Uncle Tom talked me out of that, with a lot of lap sitting, and I am no longer jealous of Clark—merely wary.
So we’ve got Gamma, Delta, and Epsilon in the sub-basement of the crèche at Marsopolis, and we’ll uncork and name at least one of them as soon as we get back from Earth. Mother is thinking of revivifying Gamma and Epsilon together and raising them as twins (they’re girls) and then launching Delta, who is a boy, as soon as the girls are house-broken. Daddy says that is not fair, because Delta is entitled to be older
than Epsilon by natural priority of birth date.

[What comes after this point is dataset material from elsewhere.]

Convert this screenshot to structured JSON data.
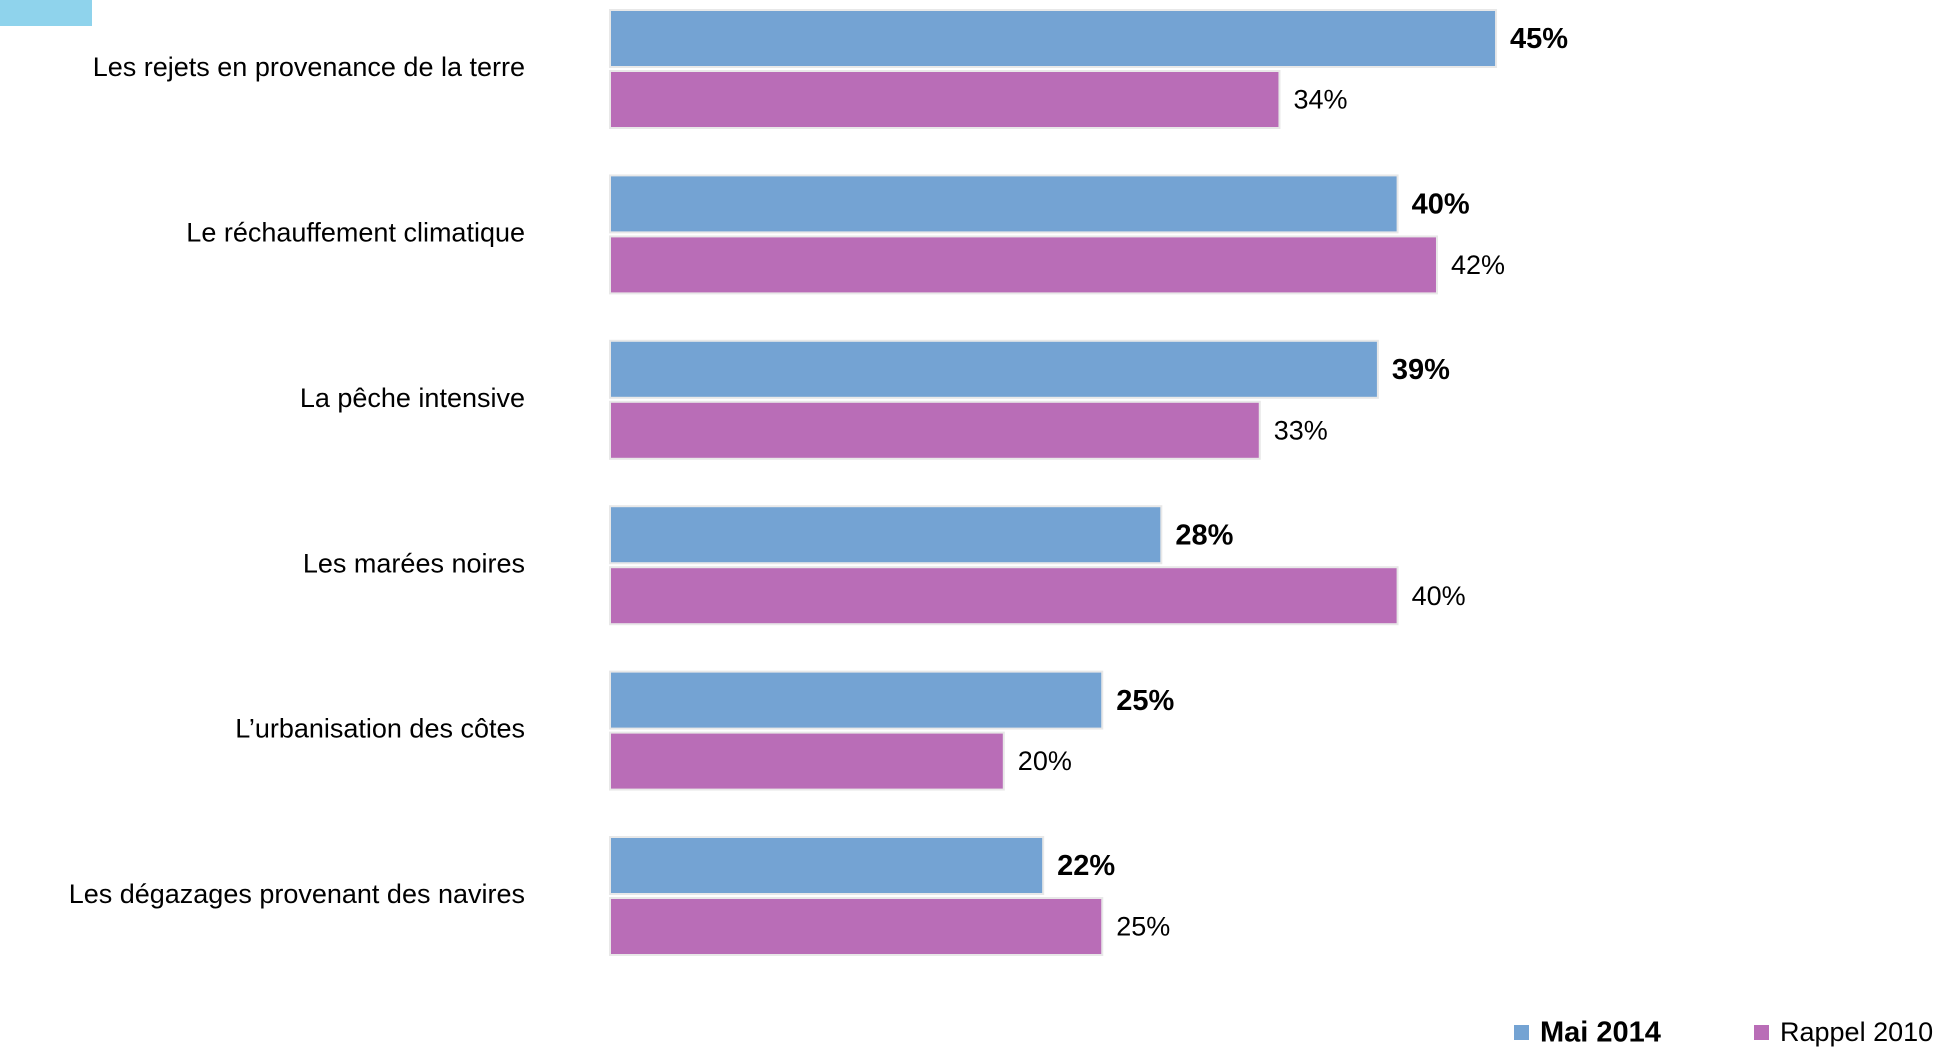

Mother says that is mere worship of precedent and that she does wish Daddy would learn to leave his reverence for the past on the campus when he comes home in the evening.
Daddy says that Mother has no sentimental feelings—and Mother says she certainly hopes not, at least with any problem requiring rational analysis—and Daddy says let’s be rational, then . . . twin older sisters would either break a boy’s spirit or else spoil him rotten.
Mother says that is unscientific and unfounded. Daddy says that Mother merely wants to get two chores out of the way at once—whereupon Mother heartily agrees and demands to know why proved production engineering principles should not be applied to domestic economy?
Daddy doesn’t answer this. Instead he remarks thoughtfully that he must admit that two little girls dressed just alike would be kind of cute . . . name them “Margret” and “Marguerite” and call them “Peg” and “Meg”—
Clark muttered to me, “Why uncork them at all? Why not just sneak down some night and open the valves and call it an accident?”
I told him to go wash out his mouth with prussic acid and not let Daddy hear him talk that way. Daddy would have walloped him properly. Daddy, although a historian, is devoted to the latest, most progressive theories of child psychology and applies them by canalizing the cortex through pain association whenever he really wants to ensure that a lesson will not be forgotten. As he puts it so neatly: “Spare the rod and spoil the child.”
I canalize most readily and learned very early indeed how to predict and avoid incidents which would result in Daddy’s applying his theories and his hand. But in Clark’s case it is almost necessary to use a club simply to gain his divided attention.
So it is now clearly evident that we are going to have twin baby sisters. But it is no headache of mine, I am happy to say, for Clark is quite enough maturing trauma for one girl’s adolescence. By the time the twins are a current problem I expect to be long gone and far away.